The program was rolled out at all BarFly restaurants and bars April 18 after months of planning and research of best practices. Studying the methods of various smaller establishments throughout the region, BarFly’s management developed and implemented the program on a much larger scale. The initiative allows most of BarFly’s waste to end up in composting and recycling bins throughout their facilities, rather than going to a landfill. A comprehensive training program for BarFly’s more than 150 employees is helping to ensure that as much waste as possible will end up avoiding the landfill.
“Our staff is excited to be a part of this program because we all know it will have a greatly reduced impact on the environment,” said Garry Boyd, who manages the day-to-day operations of the BarFly properties. “We hope this will help spur other local establishments, both large and small, to start recycling and composting.”
In addition to the recycling program, BarFly will be switching all of its businesses over to LED light bulbs within the next month, reducing electricity usage by up to 90% compared with traditional bulbs. This requires retrofitting existing light fixtures, ordering custom-sized LED bulbs, and programming the color of the new LED bulbs using a special computer program. Though it will require a large initial investment, the high-tech lighting is expected to pay for itself over time through reduced energy costs and less time spent replacing bulbs.
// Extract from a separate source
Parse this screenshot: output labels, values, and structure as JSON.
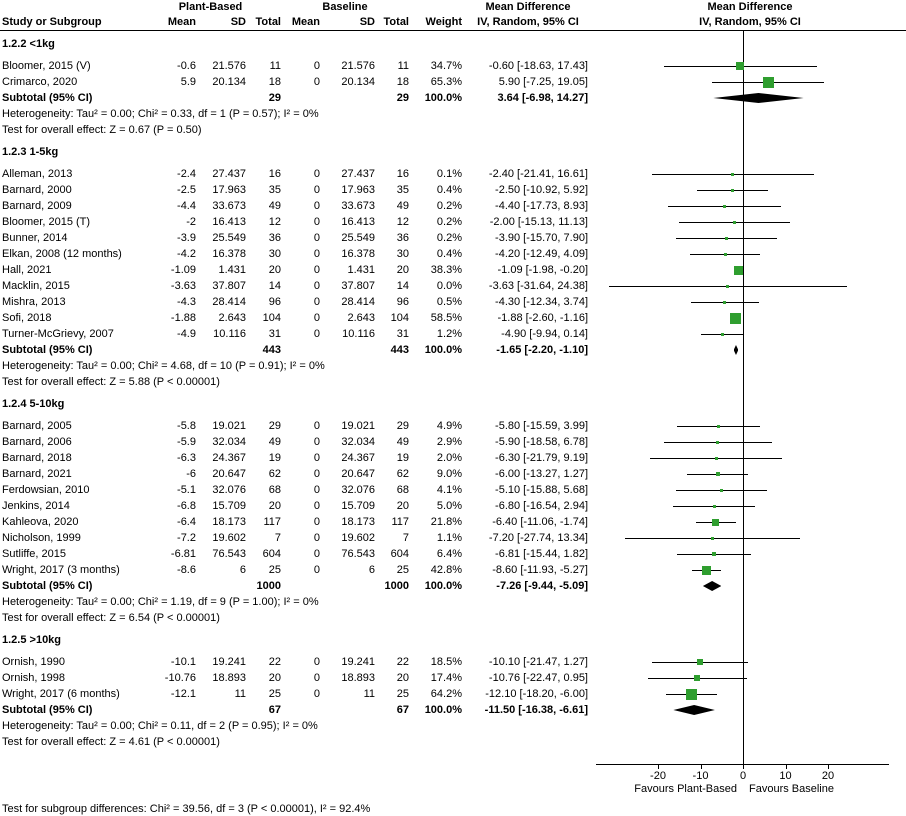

“These programs are part of our efforts to continually improve our businesses, reduce our environmental impact, and make our community a better place to live,“ said BarFly owners Mark and Michele Sellers.
These new measures are in addition to other waste reduction and sustainability efforts by BarFly. For example, for several years, spent grain from the brewing process at HopCat has been given to local farmers who use it for feed. Bakers at local businesses such as Nantucket Bakery and The Winchester also use it to make bread. BarFly’s fryer oil is recycled by Urban Bio-Energy. “Our community – including public schools, individuals, and businesses – is really moving in the right direction when it comes to participation in recycling programs,” said James Hurt, public services director for the city. “With BarFly’s new initiative, they have become a leader in this area and are setting an example that we want our community to emulate.”